Ok habs gemacht, ist nix passier^^, außer das die LED heller leuchtet
als davor mit dem USB (meiner meinung nach bzw. meinen Augen nach :P)
Lustig ist, wenn ich den Stecker ziehe das die LED nocheinmal blinkt ^^,
weil der Strom bestimmt noch etwas da war. Ist das schlimm wenn ich den
Stecker einfach so ziehe ? Können da "über"spannungen entstehen ? oder
ist es schon in dem Ladegerät geregelt ?
Danke nochmals,
MfG,
Tugrul Ö.
Ich lach mich hier grad mal so richtig weg...
Dann müsste ja laut Aussage von Rahul der Spannungsmessbereich des
Voltmeters, mit dem die Spannung gemessen wurde im Elektronik Himmel
sein. Klar das Netzteil schiebt ja auch mit 450mA!
Spaß beiseite...
Wenn es sich wirklich um ein primär getaktetes Schaltnetzteil handelt,
würde ich mir hier keine Gedanken um den AVR machen. Die 5V auf der USB
Leitung sehen schlimmer aus.
Bei den schwereren Netzteilen mit Trafo kann es sien, das eine
Regelung/Siebung der Spannung fehlt und diese im Handy selbst
aufbereitet wird. Wenn beim anschließen eines Elkos ca. 470µF die
Spannung auf ca. 7V ansteigt, fehlt die Siebekette im Netzteil. Da hilft
dann nur Elko+low drop Regler auf 5V. Wenn sich an der Spannung nichts
ändert, ist bereits ein Elko eingebaut. Jetzt wäre es noch interessant,
die Spannung unter Last/Leerlauf zu prüfen. Angenommen die ganze
Schaltung zieht, wenn sie fertig ist max. 100mA dann würde ich erstmal
einen Widerstand von 47 Ohm an den Ausgang des Netzteiles hängen und die
Ausgangspannung beobachten.
R = U / I = 5V / 0.1A = 50 Ohm -> 47 Ohm nach Normreihe
Aber nur kurzzeitig, da ein normaler Widerstand hier sehr Heiß wird!

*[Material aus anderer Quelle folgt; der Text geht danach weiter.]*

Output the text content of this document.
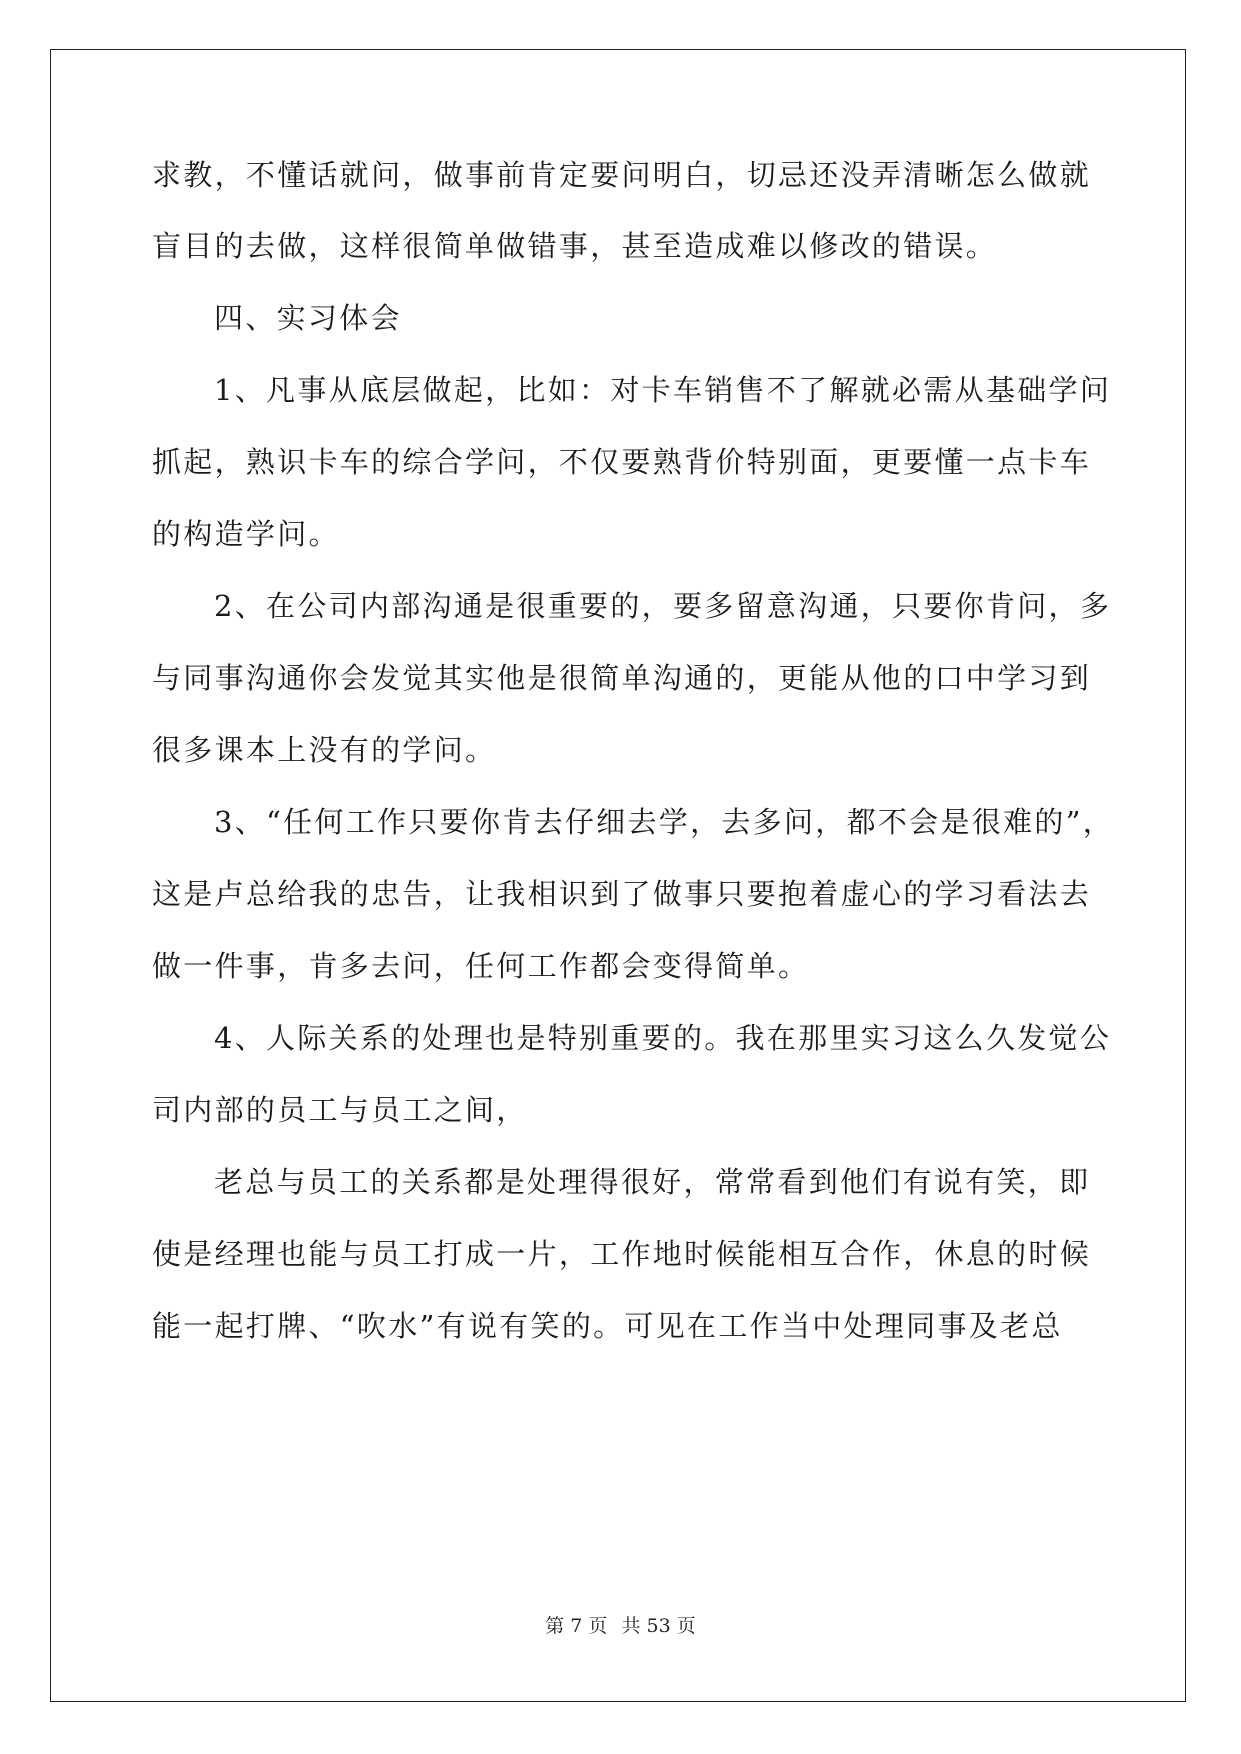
求教，不懂话就问，做事前肯定要问明白，切忌还没弄清晰怎么做就
盲目的去做，这样很简单做错事，甚至造成难以修改的错误。
四、实习体会
1、凡事从底层做起，比如：对卡车销售不了解就必需从基础学问
抓起，熟识卡车的综合学问，不仅要熟背价特别面，更要懂一点卡车
的构造学问。
2、在公司内部沟通是很重要的，要多留意沟通，只要你肯问，多
与同事沟通你会发觉其实他是很简单沟通的，更能从他的口中学习到
很多课本上没有的学问。
3、“任何工作只要你肯去仔细去学，去多问，都不会是很难的”，
这是卢总给我的忠告，让我相识到了做事只要抱着虚心的学习看法去
做一件事，肯多去问，任何工作都会变得简单。
4、人际关系的处理也是特别重要的。我在那里实习这么久发觉公
司内部的员工与员工之间，
老总与员工的关系都是处理得很好，常常看到他们有说有笑，即
使是经理也能与员工打成一片，工作地时候能相互合作，休息的时候
能一起打牌、“吹水”有说有笑的。可见在工作当中处理同事及老总
第 7 页 共 53 页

Ich hoffe das kommt verständlich rüber.
Gruß,
Tubie
P.S. Gibt es noch diese 4,5V Taschanlampen Batterien? Damit habe ich
meine ersten TTL/CMOS Experimente gemacht.
Hallo tubie,
Ich hab es einfach angeschlossen und die LED blinkt so wie das Programm
es machen soll. Ich hab das Netzteil raus und wieder reingesteckt und es
hat noch immer geblinkt, davon gehe ich aus das es funktioniert.

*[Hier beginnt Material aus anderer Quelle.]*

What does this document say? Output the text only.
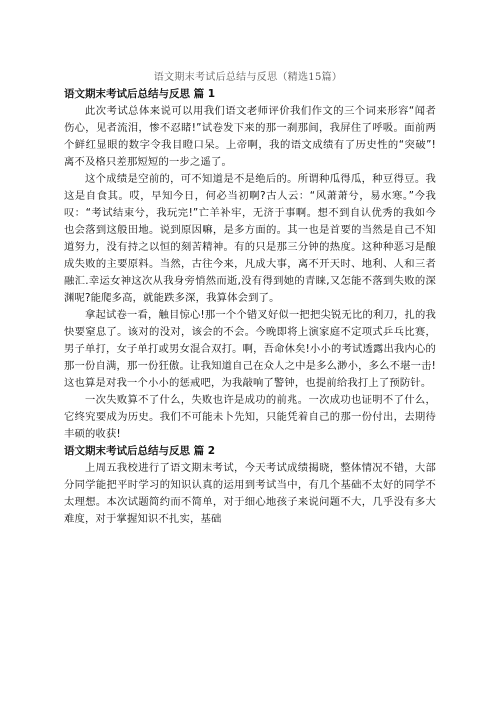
语文期末考试后总结与反思（精选15篇）
语文期末考试后总结与反思 篇 1

此次考试总体来说可以用我们语文老师评价我们作文的三个词来形容“闻者伤心，见者流泪，惨不忍睹!”试卷发下来的那一刹那间，我屏住了呼吸。面前两个鲜红显眼的数字令我目瞪口呆。上帝啊，我的语文成绩有了历史性的“突破”!离不及格只差那短短的一步之遥了。

这个成绩是空前的，可不知道是不是绝后的。所谓种瓜得瓜，种豆得豆。我这是自食其。哎，早知今日，何必当初啊?古人云：“风萧萧兮，易水寒。”今我叹：“考试结束兮，我玩完!”亡羊补牢，无济于事啊。想不到自认优秀的我如今也会落到这般田地。说到原因嘛，是多方面的。其一也是首要的当然是自己不知道努力，没有持之以恒的刻苦精神。有的只是那三分钟的热度。这种种恶习是酿成失败的主要原料。当然，古往今来，凡成大事，离不开天时、地利、人和三者融汇.幸运女神这次从我身旁悄然而逝,没有得到她的青睐,又怎能不落到失败的深渊呢?能爬多高，就能跌多深，我算体会到了。

拿起试卷一看，触目惊心!那一个个错叉好似一把把尖锐无比的利刀，扎的我快要窒息了。该对的没对，该会的不会。今晚即将上演家庭不定项式乒乓比赛，男子单打，女子单打或男女混合双打。啊，吾命休矣!小小的考试透露出我内心的那一份自满，那一份狂傲。让我知道自己在众人之中是多么渺小，多么不堪一击!这也算是对我一个小小的惩戒吧，为我敲响了警钟，也提前给我打上了预防针。

一次失败算不了什么，失败也许是成功的前兆。一次成功也证明不了什么，它终究要成为历史。我们不可能未卜先知，只能凭着自己的那一份付出，去期待丰硕的收获!

语文期末考试后总结与反思 篇 2

上周五我校进行了语文期末考试，今天考试成绩揭晓，整体情况不错，大部分同学能把平时学习的知识认真的运用到考试当中，有几个基础不太好的同学不太理想。本次试题简约而不简单，对于细心地孩子来说问题不大，几乎没有多大难度，对于掌握知识不扎实，基础
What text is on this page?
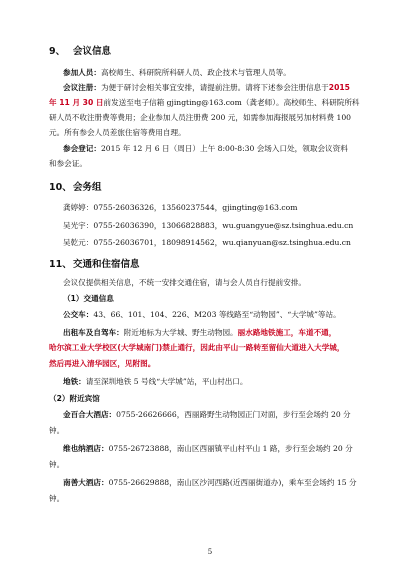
9、 会议信息
参加人员：高校师生、科研院所科研人员、政企技术与管理人员等。
会议注册：为便于研讨会相关事宜安排，请提前注册。请将下述参会注册信息于2015
年 11 月 30 日前发送至电子信箱 gjingting@163.com（龚老师）。高校师生、科研院所科
研人员不收注册费等费用；企业参加人员注册费 200 元，如需参加海报展另加材料费 100
元。所有参会人员差旅住宿等费用自理。
参会登记：2015 年 12 月 6 日（周日）上午 8:00-8:30 会场入口处，领取会议资料
和参会证。
10、会务组
龚婷婷：0755-26036326，13560237544，gjingting@163.com
吴光宇：0755-26036390，13066828883，wu.guangyue@sz.tsinghua.edu.cn
吴乾元：0755-26036701，18098914562，wu.qianyuan@sz.tsinghua.edu.cn
11、交通和住宿信息
会议仅提供相关信息，不统一安排交通住宿，请与会人员自行提前安排。
（1）交通信息
公交车：43、66、101、104、226、M203 等线路至“动物园”、“大学城”等站。
出租车及自驾车：附近地标为大学城、野生动物园。丽水路地铁施工，车道不通，
哈尔滨工业大学校区(大学城南门)禁止通行，因此由平山一路转至留仙大道进入大学城，
然后再进入清华园区，见附图。
地铁：请至深圳地铁 5 号线“大学城”站，平山村出口。
（2）附近宾馆
金百合大酒店：0755-26626666，西丽路野生动物园正门对面，步行至会场约 20 分
钟。
维也纳酒店：0755-26723888，南山区西丽镇平山村平山 1 路，步行至会场约 20 分
钟。
南善大酒店：0755-26629888，南山区沙河西路(近西丽街道办)，乘车至会场约 15 分
钟。
5
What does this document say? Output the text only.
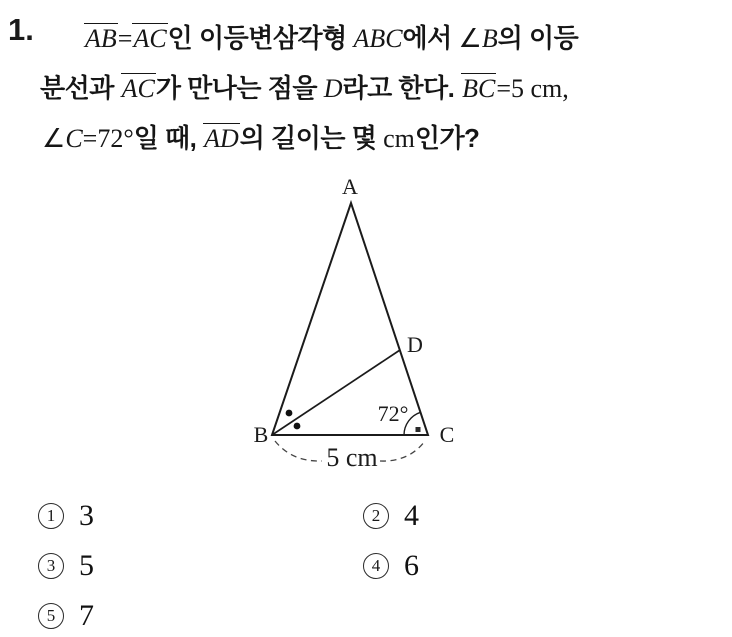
1. AB=AC인 이등변삼각형 ABC에서 ∠B의 이등
분선과 AC가 만나는 점을 D라고 한다. BC=5 cm,
∠C=72°일 때, AD의 길이는 몇 cm인가?
A
B	C
D
72°
5 cm
1 3	2 4
3 5	4 6
5 7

Ich hoffe mein LPT Anschluss kommt damit auch klar.. ich habe ja nen ISP
Adapter per LPT.
Danke nochmals für deine zusätzliche Mühe.
MfG,
Tugrul Ö.
Kontrollier aber mal während dem Betrieb die Versorgungsspannungen...

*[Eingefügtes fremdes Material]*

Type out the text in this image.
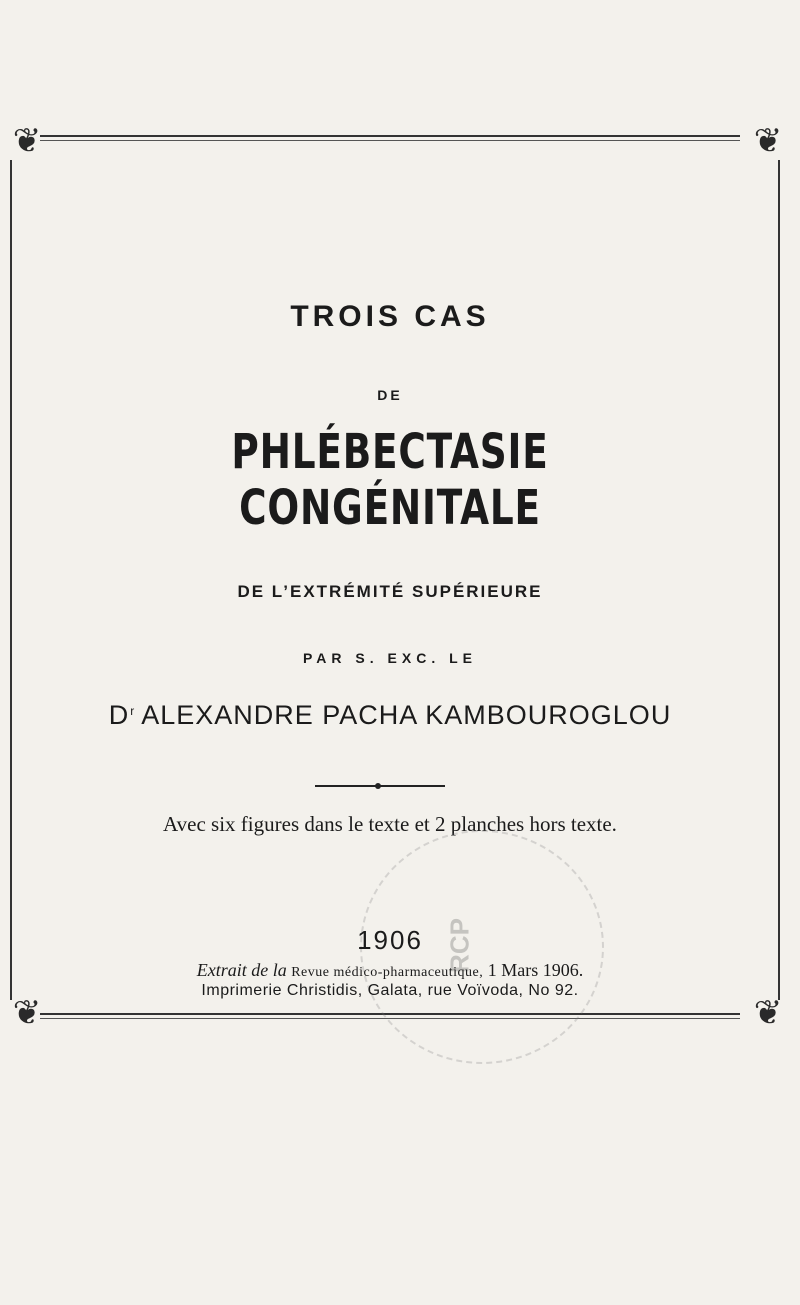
❦	❦
❦	❦
TROIS CAS
DE
PHLÉBECTASIE CONGÉNITALE
DE L’EXTRÉMITÉ SUPÉRIEURE
PAR S. EXC. LE
$D^r$ ALEXANDRE PACHA KAMBOUROGLOU
Avec six figures dans le texte et 2 planches hors texte.
RCP
1906
Extrait de la Revue médico-pharmaceutique, 1 Mars 1906.
Imprimerie Christidis, Galata, rue Voïvoda, No 92.
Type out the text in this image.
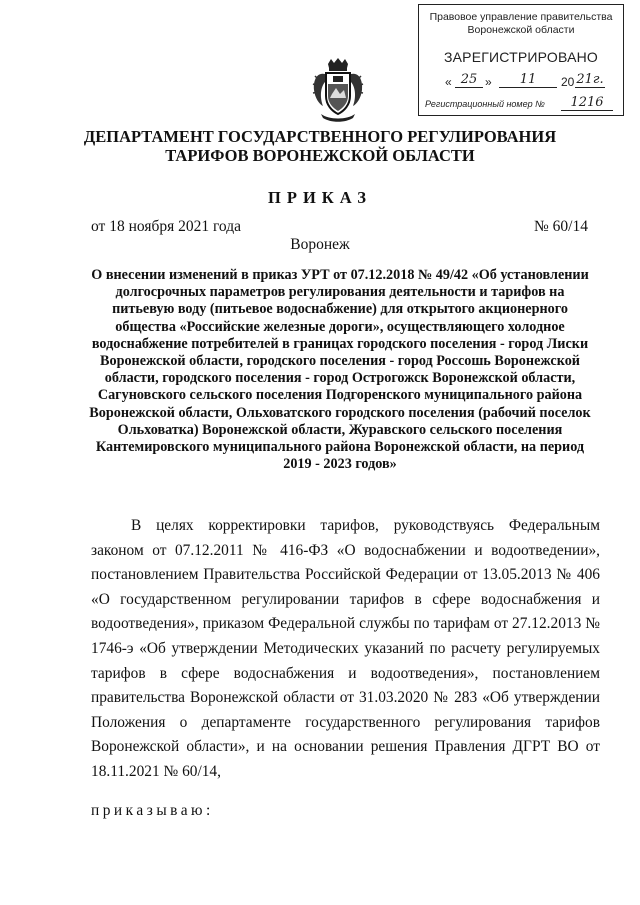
Правовое управление правительства
Воронежской области
ЗАРЕГИСТРИРОВАНО
« 25 »	11	20 21г.
Регистрационный номер №	1216
ДЕПАРТАМЕНТ ГОСУДАРСТВЕННОГО РЕГУЛИРОВАНИЯ
ТАРИФОВ ВОРОНЕЖСКОЙ ОБЛАСТИ
ПРИКАЗ
от 18 ноября 2021 года	№ 60/14
Воронеж
О внесении изменений в приказ УРТ от 07.12.2018 № 49/42 «Об установлении долгосрочных параметров регулирования деятельности и тарифов на питьевую воду (питьевое водоснабжение) для открытого акционерного общества «Российские железные дороги», осуществляющего холодное водоснабжение потребителей в границах городского поселения - город Лиски Воронежской области, городского поселения - город Россошь Воронежской области, городского поселения - город Острогожск Воронежской области, Сагуновского сельского поселения Подгоренского муниципального района Воронежской области, Ольховатского городского поселения (рабочий поселок Ольховатка) Воронежской области, Журавского сельского поселения Кантемировского муниципального района Воронежской области, на период 2019 - 2023 годов»

В целях корректировки тарифов, руководствуясь Федеральным законом от 07.12.2011 № 416-ФЗ «О водоснабжении и водоотведении», постановлением Правительства Российской Федерации от 13.05.2013 № 406 «О государственном регулировании тарифов в сфере водоснабжения и водоотведения», приказом Федеральной службы по тарифам от 27.12.2013 № 1746-э «Об утверждении Методических указаний по расчету регулируемых тарифов в сфере водоснабжения и водоотведения», постановлением правительства Воронежской области от 31.03.2020 № 283 «Об утверждении Положения о департаменте государственного регулирования тарифов Воронежской области», и на основании решения Правления ДГРТ ВО от 18.11.2021 № 60/14,

приказываю:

Beim ziehen des Netzsteckers währe ich ein wenig Vorsichtig - besser
erst den Stromkreis Netzteil / AVR unterbrechen und dann Netzstecker
ziehen. Schaltnetzteile sind da manchmal etwas komisch und könnten
Spannungsspitzen abgeben. Ohne genaue Messungen kann man da aus der
Ferne aber wenig sagen.
Gruß,
Tubie
Hallo Tubie,
Ok hab jetzt an LPT angeschlossen und kann mit PonyProg alles auslesen.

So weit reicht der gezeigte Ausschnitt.